Prove $\prod\limits_{k=1}^N (1+0.8\cdot r_{k})-1\leq \left( \prod\limits_{k=1}^{N}(1+r_{k}) -1 \right)\cdot0.8$ Today I was asked to make a compound interest calculation in two different ways. And from this real life application, arose an interesting inequality that I was able to verify empirically but not algebraically. The inequality is the basically following:
$$\prod_{k=1}^N (1+0,8\cdot r_{k})-1\leq \left( \prod_{k=1}^N(1+r_{k}) -1 \right)\cdot0,8$$
where $r_k$ is a positive Real number. The factor 0,8 was used in the actual calculation, but I believe it could be relaxed to be any real number between 0 and 1.

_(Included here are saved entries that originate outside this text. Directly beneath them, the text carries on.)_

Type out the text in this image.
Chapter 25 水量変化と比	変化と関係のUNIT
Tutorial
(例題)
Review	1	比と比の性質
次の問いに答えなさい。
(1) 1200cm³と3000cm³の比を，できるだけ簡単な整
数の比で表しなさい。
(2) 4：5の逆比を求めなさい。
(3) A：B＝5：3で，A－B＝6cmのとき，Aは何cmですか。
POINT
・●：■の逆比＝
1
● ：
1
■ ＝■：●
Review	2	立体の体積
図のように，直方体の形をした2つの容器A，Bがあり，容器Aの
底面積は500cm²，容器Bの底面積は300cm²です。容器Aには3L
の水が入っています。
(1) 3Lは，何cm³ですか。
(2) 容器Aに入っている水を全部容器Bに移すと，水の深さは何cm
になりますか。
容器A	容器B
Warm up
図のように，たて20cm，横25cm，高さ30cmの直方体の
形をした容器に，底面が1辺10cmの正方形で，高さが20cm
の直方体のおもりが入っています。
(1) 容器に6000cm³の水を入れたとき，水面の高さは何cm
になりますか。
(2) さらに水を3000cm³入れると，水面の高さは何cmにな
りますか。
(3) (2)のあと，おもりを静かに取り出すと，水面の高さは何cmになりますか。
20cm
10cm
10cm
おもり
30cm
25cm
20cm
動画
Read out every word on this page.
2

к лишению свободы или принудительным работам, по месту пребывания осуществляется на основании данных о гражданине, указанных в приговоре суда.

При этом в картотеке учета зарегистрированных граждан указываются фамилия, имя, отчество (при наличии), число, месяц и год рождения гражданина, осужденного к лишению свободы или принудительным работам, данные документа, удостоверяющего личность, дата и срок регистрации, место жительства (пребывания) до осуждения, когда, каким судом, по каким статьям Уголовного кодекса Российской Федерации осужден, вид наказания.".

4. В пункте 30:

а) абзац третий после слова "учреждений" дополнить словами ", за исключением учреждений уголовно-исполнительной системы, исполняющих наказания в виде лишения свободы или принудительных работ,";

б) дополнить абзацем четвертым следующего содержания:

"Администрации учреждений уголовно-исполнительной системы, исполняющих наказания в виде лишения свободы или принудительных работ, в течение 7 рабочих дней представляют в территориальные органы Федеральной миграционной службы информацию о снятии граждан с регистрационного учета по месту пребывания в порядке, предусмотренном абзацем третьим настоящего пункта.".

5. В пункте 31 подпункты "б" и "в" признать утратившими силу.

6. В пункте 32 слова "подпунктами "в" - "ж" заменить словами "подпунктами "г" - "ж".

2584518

I admit that I am clueless on how to even start proving this inequality. Any hint is very welcome.   
 A: Your conjecture about the factor $0.8$ is correct. We can prove the following:

Consider $N \geq 1$ positive real numbers $r_1, r_2, \ldots, r_N$ and
  a scalar $r\in [0,1]$. Then the following inequality holds:
$$\prod_{k=1}^N(1+r\cdot r_k)-1 \leq r\cdot \left[\prod_{k=1}^N(1+r_k)-1\right]$$

I'm going to prove this using induction.
Case $N=1$ is just an identity. The case $N=2$, is:
$$(1+r\cdot r_1)(1+r\cdot r_2)-1\leq r\cdot \left[(1+r_1)(1+r_2)-1\right]$$
Expanding and canceling out similar terms, this is equivalent with:
$$(1-r)\cdot r_1r_2\geq 0$$
which is obvious. Now suppose that for some $n > 2$, we have:
$$\prod_{k=1}^n(1+r\cdot r_k)-1 \leq r\cdot \left[\prod_{k=1}^n(1+r_k)-1\right]$$
and we need to show
$$\prod_{k=1}^{n+1}(1+r\cdot r_k)-1 \leq r\cdot \left[\prod_{k=1}^{n+1}(1+r_k)-1\right]$$
Let $P = \displaystyle\prod_{k=1}^n(1+r_k)$. The assumption gives us that:
$$\prod_{k=1}^n(1+r\cdot r_k) \leq 1+r\cdot \left[P-1\right]$$
so
$$\prod_{k=1}^{n+1}(1+r\cdot r_k) = (1+r\cdot r_{n+1})\cdot \prod_{k=1}^n(1+r\cdot r_k) \leq (1+r\cdot r_{n+1})\left[1+r\cdot (P-1)\right]$$
Therefore, to complete the induction step, it is enough to show:
$$(1+r\cdot r_{n+1})\left[1+r\cdot (P-1)\right]-1\leq r\cdot \left[(1+r_{n+1})P-1\right]$$
and after some factorizations, this is equivalent with
$$r\cdot r_{n+1}(1-r)(P-1)\geq 0$$
which is obviously true because $r\in [0,1]$ and $P \geq 1$.
A: Let
$$f(x) = \prod_{k=1}^N (1 + x r_k) - 1 - \Big(\prod_{k=1}^N (1+r_k) - 1\Big)x.$$
Clearly, $f''(x) \ge 0$ on $[0, 1]$. Thus, $f(x)$ is convex on $[0, 1]$.
Also, $f(0) = f(1) = 0$. Thus, for any $0 \le x \le 1$, we have
$f(x) = f((1-x)\cdot 0 + x\cdot 1) \le (1-x)f(0) + xf(1) = 0$. We are done.